I went back and added "access to" in the last sentence.  Even as I typed it I realized that while we have the privilege to see this world from many different angles, not everyone does.  We have access to different views.  It is up to us take advantage of that privilege.  It is up to us to switch from the microscope to the telescope to the binoculars to the reading lenses.  It is up to us to climb the mountains, slide down the valleys, swim the channels and burrow under it all. 

And all of this takes time.  At 20 we might think we have seen and heard it all.  Certainly by 50 there's not much left to see that would expand our vision, much less our mind, is there?  Look again.  Last week I was talking with a physician, still practicing, hale and hearty, in his mid-70's, who mentioned that he had just recently examined one of this patients.  He was surprised to discover the young man had both nipples pierced AND a stud piercing through his tongue.  This doctor is still out there traveling the world, teaching, doing his thing. . . and I'm helping him learn his computer, too. 

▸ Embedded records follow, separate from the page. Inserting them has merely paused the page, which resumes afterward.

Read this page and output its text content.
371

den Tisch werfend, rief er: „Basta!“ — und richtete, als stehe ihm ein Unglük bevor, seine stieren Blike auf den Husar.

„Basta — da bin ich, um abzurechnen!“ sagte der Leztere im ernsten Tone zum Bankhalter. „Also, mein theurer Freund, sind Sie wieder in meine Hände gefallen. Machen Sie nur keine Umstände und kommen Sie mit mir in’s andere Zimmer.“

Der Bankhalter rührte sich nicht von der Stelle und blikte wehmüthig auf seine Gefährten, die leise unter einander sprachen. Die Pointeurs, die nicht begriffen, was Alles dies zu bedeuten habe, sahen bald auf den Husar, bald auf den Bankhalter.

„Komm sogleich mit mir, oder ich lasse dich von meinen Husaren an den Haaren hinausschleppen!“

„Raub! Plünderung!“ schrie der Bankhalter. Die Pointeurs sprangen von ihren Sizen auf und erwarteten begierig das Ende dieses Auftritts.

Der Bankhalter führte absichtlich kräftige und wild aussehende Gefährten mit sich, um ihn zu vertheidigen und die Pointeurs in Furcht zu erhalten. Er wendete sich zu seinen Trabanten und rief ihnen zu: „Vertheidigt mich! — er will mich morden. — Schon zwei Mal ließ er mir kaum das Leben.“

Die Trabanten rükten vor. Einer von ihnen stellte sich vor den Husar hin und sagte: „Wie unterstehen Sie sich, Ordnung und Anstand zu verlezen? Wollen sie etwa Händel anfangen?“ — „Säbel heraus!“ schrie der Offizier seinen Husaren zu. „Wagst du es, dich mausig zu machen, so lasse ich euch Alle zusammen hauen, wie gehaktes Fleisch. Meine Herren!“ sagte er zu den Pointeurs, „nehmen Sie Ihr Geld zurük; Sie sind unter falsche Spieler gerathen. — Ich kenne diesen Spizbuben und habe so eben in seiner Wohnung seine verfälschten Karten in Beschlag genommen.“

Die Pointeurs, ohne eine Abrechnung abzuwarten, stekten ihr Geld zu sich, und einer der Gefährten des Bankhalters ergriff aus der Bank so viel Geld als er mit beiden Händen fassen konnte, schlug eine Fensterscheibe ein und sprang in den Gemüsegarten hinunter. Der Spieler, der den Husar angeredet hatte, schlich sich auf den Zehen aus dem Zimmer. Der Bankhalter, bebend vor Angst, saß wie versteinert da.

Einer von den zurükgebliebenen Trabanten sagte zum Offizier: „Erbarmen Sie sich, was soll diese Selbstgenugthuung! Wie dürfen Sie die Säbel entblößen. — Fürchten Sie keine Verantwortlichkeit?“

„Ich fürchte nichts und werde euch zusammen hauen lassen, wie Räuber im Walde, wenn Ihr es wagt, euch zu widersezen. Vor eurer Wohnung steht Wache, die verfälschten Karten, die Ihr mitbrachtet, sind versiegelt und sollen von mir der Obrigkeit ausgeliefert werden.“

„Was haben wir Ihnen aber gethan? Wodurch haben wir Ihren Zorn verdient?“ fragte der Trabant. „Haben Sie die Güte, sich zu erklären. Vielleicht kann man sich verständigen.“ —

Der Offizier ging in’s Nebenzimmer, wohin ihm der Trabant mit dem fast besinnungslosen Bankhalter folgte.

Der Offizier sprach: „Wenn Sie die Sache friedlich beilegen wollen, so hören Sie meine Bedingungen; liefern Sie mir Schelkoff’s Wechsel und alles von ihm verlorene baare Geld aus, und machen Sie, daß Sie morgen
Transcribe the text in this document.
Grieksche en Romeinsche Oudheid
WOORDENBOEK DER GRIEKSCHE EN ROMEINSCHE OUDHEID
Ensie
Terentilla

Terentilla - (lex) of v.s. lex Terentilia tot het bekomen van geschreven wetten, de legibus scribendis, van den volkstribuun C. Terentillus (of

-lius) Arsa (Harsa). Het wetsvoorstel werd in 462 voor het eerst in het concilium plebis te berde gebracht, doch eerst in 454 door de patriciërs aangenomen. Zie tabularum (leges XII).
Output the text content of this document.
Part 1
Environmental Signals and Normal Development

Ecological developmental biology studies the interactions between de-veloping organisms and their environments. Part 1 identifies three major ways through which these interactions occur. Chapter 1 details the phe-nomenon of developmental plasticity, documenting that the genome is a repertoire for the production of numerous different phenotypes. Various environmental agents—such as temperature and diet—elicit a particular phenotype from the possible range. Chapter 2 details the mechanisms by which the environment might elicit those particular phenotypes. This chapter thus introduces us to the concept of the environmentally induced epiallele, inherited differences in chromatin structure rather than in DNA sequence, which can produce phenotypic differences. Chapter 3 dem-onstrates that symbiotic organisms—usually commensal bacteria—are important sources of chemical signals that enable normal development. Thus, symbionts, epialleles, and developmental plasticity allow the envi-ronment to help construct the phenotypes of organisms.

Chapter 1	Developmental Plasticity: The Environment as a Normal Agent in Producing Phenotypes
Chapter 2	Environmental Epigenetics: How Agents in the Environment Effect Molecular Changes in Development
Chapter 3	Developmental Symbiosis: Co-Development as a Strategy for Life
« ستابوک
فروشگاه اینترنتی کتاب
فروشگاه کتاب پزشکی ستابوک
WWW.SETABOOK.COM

He's not wasting time figuring what's wrong with the world (as if his vision had become distorted with age while the world he knew should have remained static).  Instead, he's keeping his vision clear and eager to see what else is yet to come (he doesn't even need glasses to drive!).  I tease him a lot, in a friendly way, but truly he's the kind of man I would aspire to be when I'm that age. 

I think this is what Muhammad Ali was getting at -- don't put blinders on when you reach 20, or 30, or even 50.  Instead, allow your vision to be seen through a wide-angle lens to capture as much as you can.  What matters most, of course, will always matter, but when seen through the wider view of maturity, the petty details we focus on in youth are truly so inconsequential.